The human story of Athar Jaber , marked at the same time by the images of the Gulf War with which he grew up and by the classic ideal of beauty cultivated in Florence, translates into a sculptural language that in the coexistence of opposites – violence and beauty, Eros and Thanatos, good and evil – investigates the great theme of existence by faithfully representing its intrinsic, though sometimes monstrous, components of its nature.
“The etymology of the word monstrosity refers to the complex roles that monsters play within society. Monster comes from the Latin monstrare, which means to demonstrate, and from monere which means to warn. The monsters, in essence, are demonstrative, they reveal an inconvenient truth. “
The result is an aesthetic of the work immersed in reality, open to reality and permeated with it, willing to welcome harmony and peace but also decline and decay with the same benevolence. Here then is that in the mutilated faces, in the bodies violated by their integrity, in the missing portions, in the alternation of emptiness and fullness, we can read the lacerations of the present, the loss of identity, the very fragility of the contemporary human being.
“We talk about perfection, but does it really exist? What is that? A thoroughbred breed? An athletic body? An immaculate skin? Peace on earth? In this case then perfection does not represent nature but an unattainable Platonic ideal – and perhaps even ethically incorrect. Do we want to talk about utopia or reality? I’m interested in the representation of reality. And I believe that perfection lies in the fidelity with which this is presented. “
And it is precisely by moving from a given reality, that of the current pandemic that is affecting all of humanity, that Jaber felt the urgency to contribute as an artist, as well as as a human being, to the fight against CODIV-19.
Declining his production in a moral key, the artist has decided to inaugurate a fundraising initiative through the A Mask for life project , created in partnership with UNHCR.
Ten masks carved in marble whose proceeds from the sale will be donated to the United Nations agency specializing in the management of refugees to support the procurement of life-saving supplies for the less privileged people of the planet.
The masks have become a symbol of the collective struggle against the virus. Obviously, those of Jaber do not in themselves have the property of protecting against the risk of contagion, but they can help to do so through their purchase. Because although it seems obvious to us to have the possibility of staying indoors, we must not forget that there are those who do not have a home, do not have the luxury of being able to protect themselves or their family and cannot even practice social distancing. Around 70 million people around the world are forced into refugee camps, crowded and helpless in the face of the looming pandemic. An emergency scenario that becomes even more dramatic when one thinks of the impact and repercussions it could have on migrants and stateless persons.
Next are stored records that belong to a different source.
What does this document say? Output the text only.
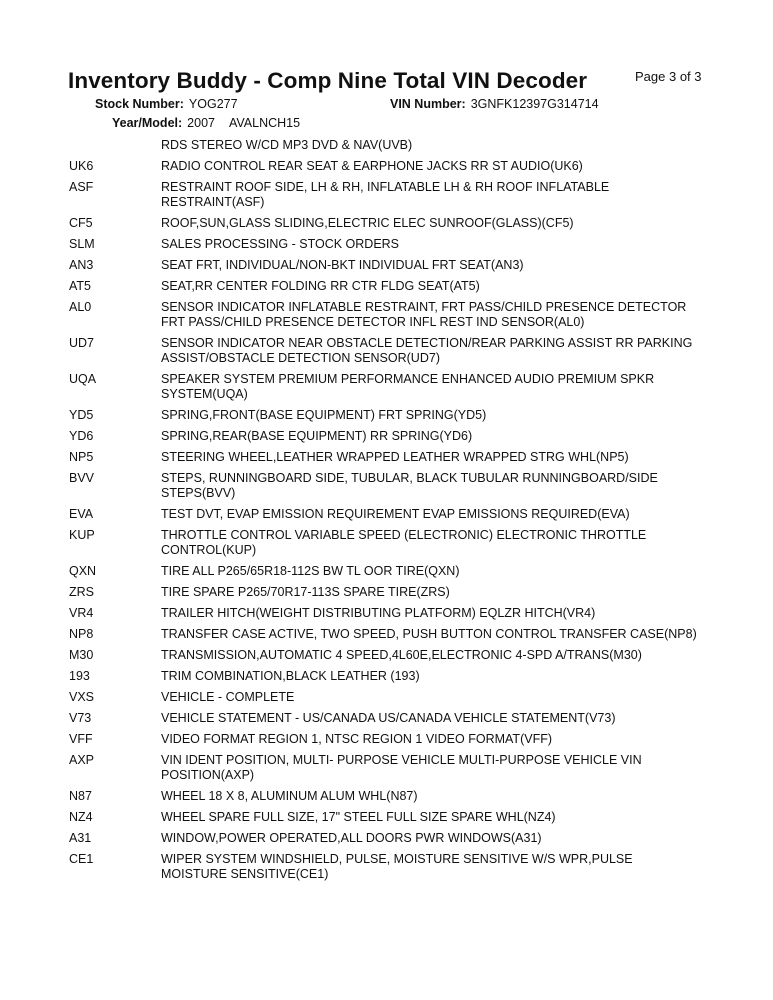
Inventory Buddy - Comp Nine Total VIN Decoder	Page 3 of 3
Stock Number: YOG277	VIN Number: 3GNFK12397G314714
Year/Model: 2007 AVALNCH15
RDS STEREO W/CD MP3 DVD & NAV(UVB)
UK6	RADIO CONTROL REAR SEAT & EARPHONE JACKS RR ST AUDIO(UK6)
ASF	RESTRAINT ROOF SIDE, LH & RH, INFLATABLE LH & RH ROOF INFLATABLE
RESTRAINT(ASF)
CF5	ROOF,SUN,GLASS SLIDING,ELECTRIC ELEC SUNROOF(GLASS)(CF5)
SLM	SALES PROCESSING - STOCK ORDERS
AN3	SEAT FRT, INDIVIDUAL/NON-BKT INDIVIDUAL FRT SEAT(AN3)
AT5	SEAT,RR CENTER FOLDING RR CTR FLDG SEAT(AT5)
AL0	SENSOR INDICATOR INFLATABLE RESTRAINT, FRT PASS/CHILD PRESENCE DETECTOR
FRT PASS/CHILD PRESENCE DETECTOR INFL REST IND SENSOR(AL0)
UD7	SENSOR INDICATOR NEAR OBSTACLE DETECTION/REAR PARKING ASSIST RR PARKING
ASSIST/OBSTACLE DETECTION SENSOR(UD7)
UQA	SPEAKER SYSTEM PREMIUM PERFORMANCE ENHANCED AUDIO PREMIUM SPKR
SYSTEM(UQA)
YD5	SPRING,FRONT(BASE EQUIPMENT) FRT SPRING(YD5)
YD6	SPRING,REAR(BASE EQUIPMENT) RR SPRING(YD6)
NP5	STEERING WHEEL,LEATHER WRAPPED LEATHER WRAPPED STRG WHL(NP5)
BVV	STEPS, RUNNINGBOARD SIDE, TUBULAR, BLACK TUBULAR RUNNINGBOARD/SIDE
STEPS(BVV)
EVA	TEST DVT, EVAP EMISSION REQUIREMENT EVAP EMISSIONS REQUIRED(EVA)
KUP	THROTTLE CONTROL VARIABLE SPEED (ELECTRONIC) ELECTRONIC THROTTLE
CONTROL(KUP)
QXN	TIRE ALL P265/65R18-112S BW TL OOR TIRE(QXN)
ZRS	TIRE SPARE P265/70R17-113S SPARE TIRE(ZRS)
VR4	TRAILER HITCH(WEIGHT DISTRIBUTING PLATFORM) EQLZR HITCH(VR4)
NP8	TRANSFER CASE ACTIVE, TWO SPEED, PUSH BUTTON CONTROL TRANSFER CASE(NP8)
M30	TRANSMISSION,AUTOMATIC 4 SPEED,4L60E,ELECTRONIC 4-SPD A/TRANS(M30)
193	TRIM COMBINATION,BLACK LEATHER (193)
VXS	VEHICLE - COMPLETE
V73	VEHICLE STATEMENT - US/CANADA US/CANADA VEHICLE STATEMENT(V73)
VFF	VIDEO FORMAT REGION 1, NTSC REGION 1 VIDEO FORMAT(VFF)
AXP	VIN IDENT POSITION, MULTI- PURPOSE VEHICLE MULTI-PURPOSE VEHICLE VIN
POSITION(AXP)
N87	WHEEL 18 X 8, ALUMINUM ALUM WHL(N87)
NZ4	WHEEL SPARE FULL SIZE, 17" STEEL FULL SIZE SPARE WHL(NZ4)
A31	WINDOW,POWER OPERATED,ALL DOORS PWR WINDOWS(A31)
CE1	WIPER SYSTEM WINDSHIELD, PULSE, MOISTURE SENSITIVE W/S WPR,PULSE
MOISTURE SENSITIVE(CE1)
“The worst of crises requires the best of humanity,” commented Filippo Grandi, as United Nations High Commissioner for Refugees.
The etymology of the word art seems to derive from the Aryan root ar- which in Sanskrit means to go towards, and in a translated sense, to adapt, to make, to produce. We find this root in the Latin ars, artis. Originally, therefore, the word had a practical meaning in the sense of ability in a productive activity, the ability to do harmoniously, in a suitable way.
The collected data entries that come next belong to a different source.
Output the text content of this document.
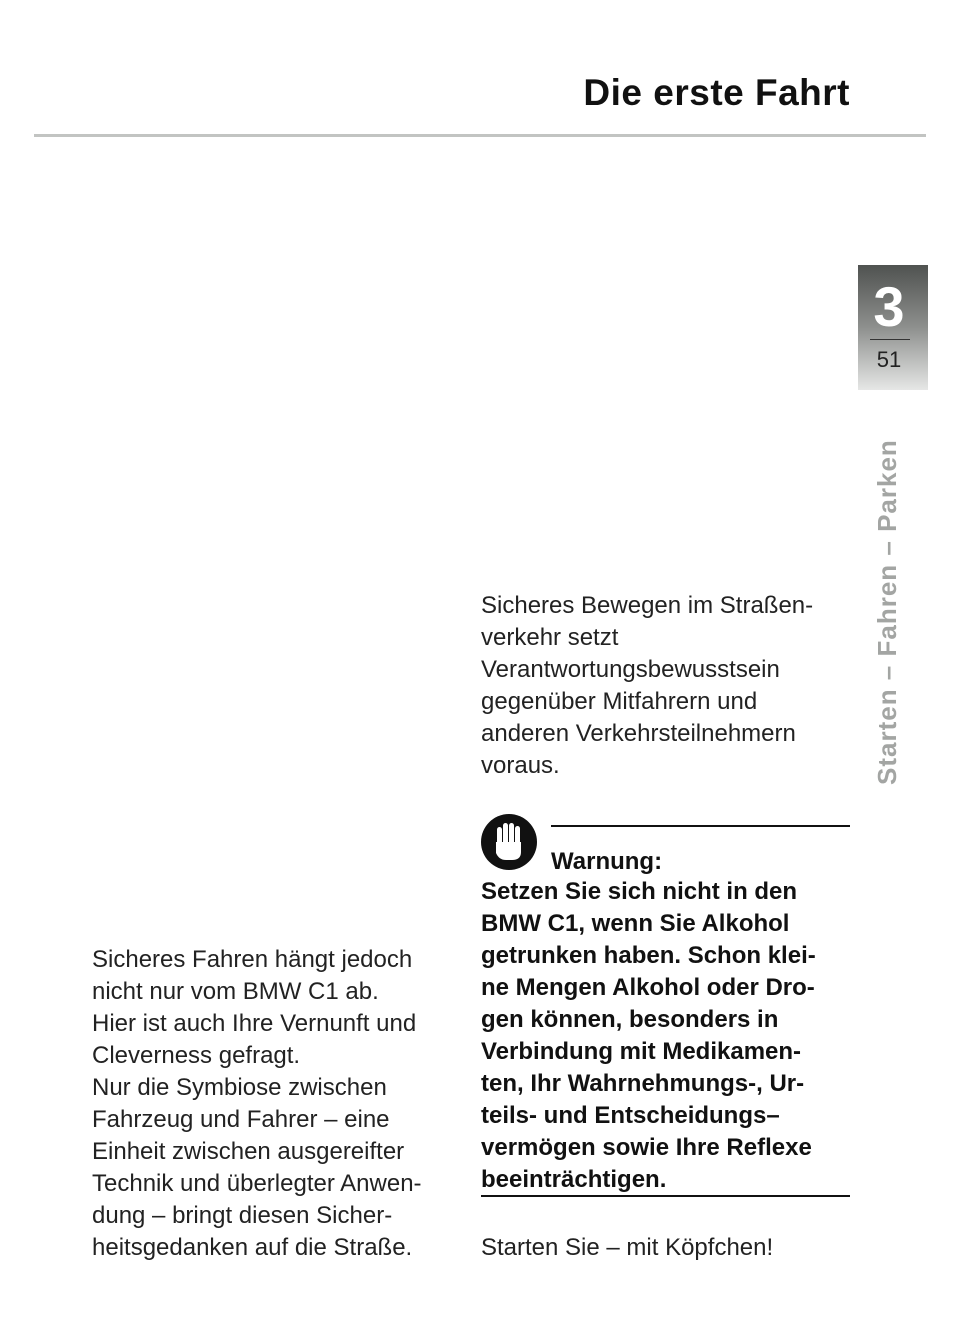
Die erste Fahrt
3
51
Starten – Fahren – Parken

Sicheres Bewegen im Straßen-
verkehr setzt
Verantwortungsbewusstsein
gegenüber Mitfahrern und
anderen Verkehrsteilnehmern
voraus.

Warnung:

Setzen Sie sich nicht in den
BMW C1, wenn Sie Alkohol
getrunken haben. Schon klei-
ne Mengen Alkohol oder Dro-
gen können, besonders in
Verbindung mit Medikamen-
ten, Ihr Wahrnehmungs-, Ur-
teils- und Entscheidungs–
vermögen sowie Ihre Reflexe
beeinträchtigen.

Sicheres Fahren hängt jedoch
nicht nur vom BMW C1 ab.
Hier ist auch Ihre Vernunft und
Cleverness gefragt.
Nur die Symbiose zwischen
Fahrzeug und Fahrer – eine
Einheit zwischen ausgereifter
Technik und überlegter Anwen-
dung – bringt diesen Sicher-
heitsgedanken auf die Straße.	Starten Sie – mit Köpfchen!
And nothing seems to me more suited to the circumstances of this project, a happy synthesis of ethics and aesthetics, attributable to a broader thought that responding to the hashtag #antiviralart, coined by his friend and sculptor Jago, will see both artists committed to proposing a paradigm shift in this sense. While everyone wants to be viral, present in a widespread manner on social media platforms, the whole world is fighting a fight against something, the virus, which has become viral despite us.
“It is not just a play on words but rather a reflection of a deeper meaning: if art has the possibility of healing the soul, the mind and the spirit, it can also take on a more concrete role for the well-being of humanity . As in this case, where the sale of the works can actually save lives.”